Type 2 diabetes strongly linked to heart failure

Type 2 diabetes strongly linked to heart failure

In a new scientific statement from the American Heart Association, researchers claim that many people with type 2 diabetes have a high risk of heart failure.

In fact, many people need to manage the two diseases at the same time.

People with type 2 diabetes have increased blood sugar levels and are much more likely to develop heart failure than people without diabetes.

On the other hand, in heart failure, the heart cannot efficiently pump oxygenated blood through the body, and this is a risk factor for diabetes.

Both diseases have symptoms such as insulin resistance and high levels of inflammation.

Previous research has shown that treating type 2 diabetes often can reduce the risk of heart failure in patients.
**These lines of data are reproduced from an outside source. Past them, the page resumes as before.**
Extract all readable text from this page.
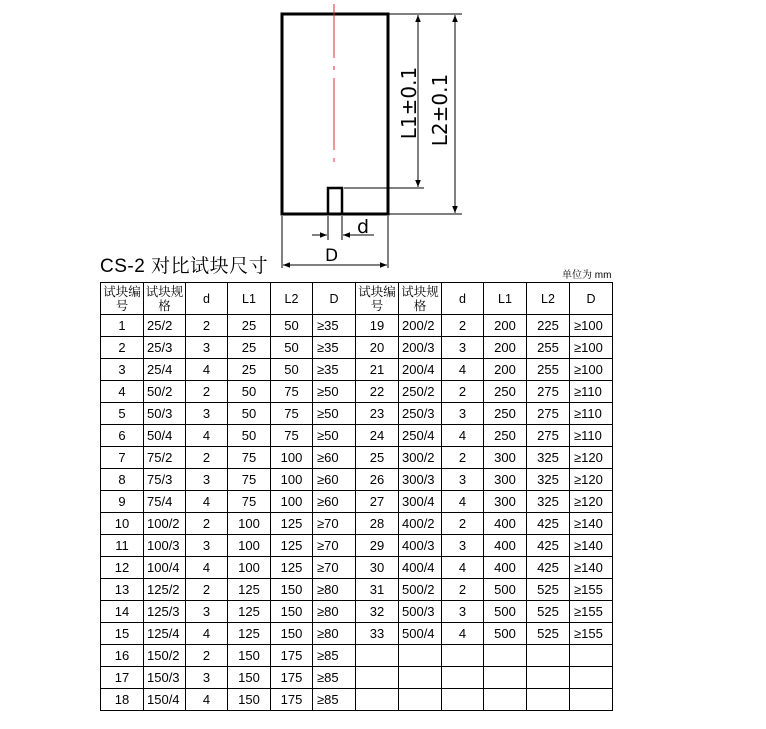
L1±0.1 L2±0.1
d
D
CS-2 对比试块尺寸	单位为 mm
试块编号	试块规格	d	L1	L2	D	试块编号	试块规格	d	L1	L2	D
1	25/2	2	25	50	≥35	19	200/2	2	200	225	≥100
2	25/3	3	25	50	≥35	20	200/3	3	200	255	≥100
3	25/4	4	25	50	≥35	21	200/4	4	200	255	≥100
4	50/2	2	50	75	≥50	22	250/2	2	250	275	≥110
5	50/3	3	50	75	≥50	23	250/3	3	250	275	≥110
6	50/4	4	50	75	≥50	24	250/4	4	250	275	≥110
7	75/2	2	75	100	≥60	25	300/2	2	300	325	≥120
8	75/3	3	75	100	≥60	26	300/3	3	300	325	≥120
9	75/4	4	75	100	≥60	27	300/4	4	300	325	≥120
10	100/2	2	100	125	≥70	28	400/2	2	400	425	≥140
11	100/3	3	100	125	≥70	29	400/3	3	400	425	≥140
12	100/4	4	100	125	≥70	30	400/4	4	400	425	≥140
13	125/2	2	125	150	≥80	31	500/2	2	500	525	≥155
14	125/3	3	125	150	≥80	32	500/3	3	500	525	≥155
15	125/4	4	125	150	≥80	33	500/4	4	500	525	≥155
16	150/2	2	150	175	≥85						
17	150/3	3	150	175	≥85						
18	150/4	4	150	175	≥85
The researchers say that type 2 diabetes and heart failure share many similar risk factors and mechanisms, but so far there is no clear guidance on how to control both conditions.

They suggest doctors should carefully choose the care and treatment of patients who have both conditions.

For example, medications for one health condition may influence the outcome of another. Doctors need to be aware of potential health risks.

The researchers suggest that doctors need to not only focusing on the main problem but also think about other health conditions the patient has.

The team also says patients with either disease need to take proactive steps to improve their health.

Healthy lifestyle habits, such as taking regular exercise, maintaining healthy body weight, eating a healthy diet and sleeping well at night, are very important.

In addition, people with diabetes need to keep their blood sugar levels under control.

In the statement, the researchers also suggest that a new class of drugs called SGLT-2 inhibitors can lower blood sugar in diabetes and also effective in reducing heart failure.

The drugs may help manage the two condition in people who already have them.

Dr. Shannon Dunlay is a co-chair of the report’s writing committee. She is a heart failure cardiologist at the Mayo Clinic in Rochester, Minnesota.

The statement is published in the journal Circulation.